El socialista Jesús Eguiguren (que declarará ante el tribunal mañana, en la segunda jornada de la vista oral) es la presencia más polémica, sobre todo después de que Otegi invocara en su escrito de defensa las conversaciones «no públicas» con el PSOE que habrían avalado la celebración del mitin por parte de un partido que ya había sido ilegalizado por el Tribunal Supremo. De Eguiguren Otegi espera que apuntale su perfil político, ahora en horas bajas, pasando por alto que el procesado está acusado de participar en un acto de homenaje a ETA, y no de desobedecer el mandato judicial de no convocar actos políticos bajo el paraguas de Batasuna.

Pero además de Otegi, comparecerá también como testigos los ex dirigentes batasunos Iñigo Balda e Itziar Aizpurua. Balda, ex concejal en San Sebastián de Euskal Herritarrok (EH), formación ilegalizada igualmente por el Alto Tribunal, fue representante de la Plataforma Abertzale Baga Boga, anulada en su día por el Supremo.

En cuanto a Aizpurua, ex parlamentaria e histórica dirigente de HB entre 1978 y 1998, ingresó en prisión por colaboración con ETA, como el resto de la Mesa Nacional de Batasuna, aunque tras 20 meses en la cárcel fue excarcelada en julio de 1999 después de que el Tribunal Constitucional anulara la sentencia.

Por último, como testigo de la defensa declarará el presunto etarra, actualmente encarcelado en Alcalá Meco, Sergio Lazkano, supuesto ex integrante del «comando Donosti». Del mismo modo, Otegi espera que dos periodistas del diario «Berria» y uno de «Gara» acrediten que el mitin de Anoeta fue un acto político en el que no se exaltó a la banda terrorista, como mantienen Fiscalía y Foro Ermua.

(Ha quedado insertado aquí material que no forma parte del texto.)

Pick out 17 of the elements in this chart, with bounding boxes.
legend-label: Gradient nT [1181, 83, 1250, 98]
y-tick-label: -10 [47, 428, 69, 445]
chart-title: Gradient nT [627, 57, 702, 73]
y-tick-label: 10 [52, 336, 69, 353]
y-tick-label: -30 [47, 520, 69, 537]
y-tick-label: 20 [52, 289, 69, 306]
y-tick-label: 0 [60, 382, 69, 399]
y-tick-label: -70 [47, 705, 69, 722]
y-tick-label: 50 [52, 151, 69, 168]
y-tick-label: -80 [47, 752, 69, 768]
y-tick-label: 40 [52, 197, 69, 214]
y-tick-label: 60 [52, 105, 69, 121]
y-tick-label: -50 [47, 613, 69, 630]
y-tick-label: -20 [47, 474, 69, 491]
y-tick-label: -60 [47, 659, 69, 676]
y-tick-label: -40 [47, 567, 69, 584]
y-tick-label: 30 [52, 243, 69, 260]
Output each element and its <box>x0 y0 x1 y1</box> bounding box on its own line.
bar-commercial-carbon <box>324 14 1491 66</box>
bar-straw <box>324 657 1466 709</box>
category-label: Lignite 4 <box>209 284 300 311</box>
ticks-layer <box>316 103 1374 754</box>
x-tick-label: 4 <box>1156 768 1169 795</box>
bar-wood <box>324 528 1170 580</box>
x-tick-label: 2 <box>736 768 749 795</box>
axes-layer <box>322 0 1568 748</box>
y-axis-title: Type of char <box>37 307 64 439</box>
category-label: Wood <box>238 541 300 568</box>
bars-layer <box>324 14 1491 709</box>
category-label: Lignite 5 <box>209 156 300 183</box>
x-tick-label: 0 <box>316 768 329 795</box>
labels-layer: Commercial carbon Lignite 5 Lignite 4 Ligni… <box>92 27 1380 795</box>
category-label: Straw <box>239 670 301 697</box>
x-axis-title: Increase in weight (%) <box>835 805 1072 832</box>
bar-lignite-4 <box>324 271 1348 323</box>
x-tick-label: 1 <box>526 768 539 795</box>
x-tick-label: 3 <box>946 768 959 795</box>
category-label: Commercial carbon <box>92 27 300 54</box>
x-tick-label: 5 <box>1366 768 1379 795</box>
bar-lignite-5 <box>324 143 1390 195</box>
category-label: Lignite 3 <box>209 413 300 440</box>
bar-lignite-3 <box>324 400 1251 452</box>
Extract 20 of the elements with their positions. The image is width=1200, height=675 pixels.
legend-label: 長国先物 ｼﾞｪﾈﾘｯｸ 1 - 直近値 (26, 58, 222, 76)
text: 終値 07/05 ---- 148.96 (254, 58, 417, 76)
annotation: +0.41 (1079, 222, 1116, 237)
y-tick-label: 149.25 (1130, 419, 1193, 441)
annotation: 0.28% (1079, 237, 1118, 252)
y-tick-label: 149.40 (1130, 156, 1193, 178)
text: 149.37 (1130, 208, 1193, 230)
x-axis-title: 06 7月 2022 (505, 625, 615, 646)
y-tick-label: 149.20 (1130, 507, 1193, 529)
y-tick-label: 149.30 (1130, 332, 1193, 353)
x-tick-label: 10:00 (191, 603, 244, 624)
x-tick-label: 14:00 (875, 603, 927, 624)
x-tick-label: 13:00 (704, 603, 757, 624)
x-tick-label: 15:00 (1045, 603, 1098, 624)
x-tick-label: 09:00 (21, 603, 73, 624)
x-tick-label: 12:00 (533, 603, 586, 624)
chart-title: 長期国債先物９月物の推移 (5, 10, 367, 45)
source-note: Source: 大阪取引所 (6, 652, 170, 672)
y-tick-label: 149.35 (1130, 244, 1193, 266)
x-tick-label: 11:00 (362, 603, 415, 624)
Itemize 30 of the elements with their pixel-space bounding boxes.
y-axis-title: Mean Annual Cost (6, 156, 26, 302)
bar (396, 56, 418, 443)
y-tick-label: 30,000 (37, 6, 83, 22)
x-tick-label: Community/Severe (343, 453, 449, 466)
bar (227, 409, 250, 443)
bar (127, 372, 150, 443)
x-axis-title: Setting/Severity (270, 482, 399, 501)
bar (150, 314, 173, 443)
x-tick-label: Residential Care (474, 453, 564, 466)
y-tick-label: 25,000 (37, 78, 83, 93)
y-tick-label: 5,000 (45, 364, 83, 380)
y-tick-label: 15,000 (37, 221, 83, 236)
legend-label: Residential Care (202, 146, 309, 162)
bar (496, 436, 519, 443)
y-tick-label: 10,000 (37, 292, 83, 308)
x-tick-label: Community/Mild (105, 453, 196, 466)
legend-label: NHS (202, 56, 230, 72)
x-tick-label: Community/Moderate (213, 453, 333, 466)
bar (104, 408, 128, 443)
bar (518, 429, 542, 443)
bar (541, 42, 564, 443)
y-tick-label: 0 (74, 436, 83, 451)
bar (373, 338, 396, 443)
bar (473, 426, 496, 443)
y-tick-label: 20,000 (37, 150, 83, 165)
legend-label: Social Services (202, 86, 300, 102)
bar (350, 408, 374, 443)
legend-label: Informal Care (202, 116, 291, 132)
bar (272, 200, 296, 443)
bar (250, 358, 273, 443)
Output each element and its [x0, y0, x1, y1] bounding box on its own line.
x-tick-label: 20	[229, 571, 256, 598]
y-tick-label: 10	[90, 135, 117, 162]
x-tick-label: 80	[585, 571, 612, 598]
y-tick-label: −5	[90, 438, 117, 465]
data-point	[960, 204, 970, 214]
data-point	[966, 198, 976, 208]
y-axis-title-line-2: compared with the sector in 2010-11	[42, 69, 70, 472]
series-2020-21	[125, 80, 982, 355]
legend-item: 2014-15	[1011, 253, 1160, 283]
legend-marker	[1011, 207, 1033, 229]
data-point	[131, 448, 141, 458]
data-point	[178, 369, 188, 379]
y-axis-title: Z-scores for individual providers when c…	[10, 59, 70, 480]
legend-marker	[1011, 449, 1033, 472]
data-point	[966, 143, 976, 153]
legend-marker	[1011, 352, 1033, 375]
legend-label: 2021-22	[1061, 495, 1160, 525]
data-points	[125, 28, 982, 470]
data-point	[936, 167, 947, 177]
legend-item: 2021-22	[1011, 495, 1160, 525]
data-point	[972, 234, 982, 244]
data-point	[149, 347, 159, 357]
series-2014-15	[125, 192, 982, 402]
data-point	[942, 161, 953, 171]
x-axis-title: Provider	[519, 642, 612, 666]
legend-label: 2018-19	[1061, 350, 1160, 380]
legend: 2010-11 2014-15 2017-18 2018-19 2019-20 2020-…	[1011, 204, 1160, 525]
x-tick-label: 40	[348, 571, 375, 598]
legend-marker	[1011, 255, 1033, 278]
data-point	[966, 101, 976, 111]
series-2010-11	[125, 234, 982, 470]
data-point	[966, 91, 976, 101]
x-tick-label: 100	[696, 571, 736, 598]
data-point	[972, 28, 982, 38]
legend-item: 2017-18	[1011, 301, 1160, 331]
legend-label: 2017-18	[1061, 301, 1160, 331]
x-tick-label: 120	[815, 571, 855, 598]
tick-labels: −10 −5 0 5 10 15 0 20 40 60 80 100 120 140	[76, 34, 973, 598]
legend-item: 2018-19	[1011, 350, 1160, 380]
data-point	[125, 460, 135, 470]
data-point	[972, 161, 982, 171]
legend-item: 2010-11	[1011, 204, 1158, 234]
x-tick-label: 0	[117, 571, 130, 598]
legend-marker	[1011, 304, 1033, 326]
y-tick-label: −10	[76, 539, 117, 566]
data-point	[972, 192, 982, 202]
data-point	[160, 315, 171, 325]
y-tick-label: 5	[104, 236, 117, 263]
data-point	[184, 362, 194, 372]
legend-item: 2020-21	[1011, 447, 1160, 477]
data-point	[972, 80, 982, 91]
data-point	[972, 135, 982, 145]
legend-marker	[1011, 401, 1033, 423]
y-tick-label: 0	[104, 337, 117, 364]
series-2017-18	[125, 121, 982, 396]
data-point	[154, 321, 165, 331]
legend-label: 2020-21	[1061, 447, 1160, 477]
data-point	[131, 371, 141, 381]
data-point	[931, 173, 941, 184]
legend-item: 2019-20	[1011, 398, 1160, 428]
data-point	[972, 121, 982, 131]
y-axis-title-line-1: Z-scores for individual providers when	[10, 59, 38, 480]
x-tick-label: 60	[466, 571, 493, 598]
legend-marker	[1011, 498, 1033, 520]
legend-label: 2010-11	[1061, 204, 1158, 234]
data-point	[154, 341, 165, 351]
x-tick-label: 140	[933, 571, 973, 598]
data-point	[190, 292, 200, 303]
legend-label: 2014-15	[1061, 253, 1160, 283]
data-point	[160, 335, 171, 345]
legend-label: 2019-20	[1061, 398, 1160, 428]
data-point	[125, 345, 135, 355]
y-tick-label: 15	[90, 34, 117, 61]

El tribunal quiere impedir que la política entre en la sala
Es una máxima de la Audiencia Nacional, pero no siempre se ha cumplido. No permitir que los procesados de ETA y su entorno conviertan los juicios en un mitin es una de las prioridades del tribunal que, presidido por el magistrado Fernando García Nicolás, juzgará desde hoy a Arnaldo Otegi. Al ex portavoz batasuno no se le permitirá, aseguran fuentes jurídicas, que se pronuncie sobre «todo aquello que no tenga que ver con el objeto del proceso». Pero no lo tendrán fácil. En su anterior juicio por otro homenaje etarra, Otegi tuvo tiempo para reclamar «una solución pacífica» al «conflicto vasco». Con él, reconocen esas mismas fuentes, «es más complicado». Pese a todo, en la Audiencia no prevén complicaciones. «Lo que se juzga es si en un acto político se enalteció a ETA, no si Otegi lanzó un mensaje de paz». Pues eso.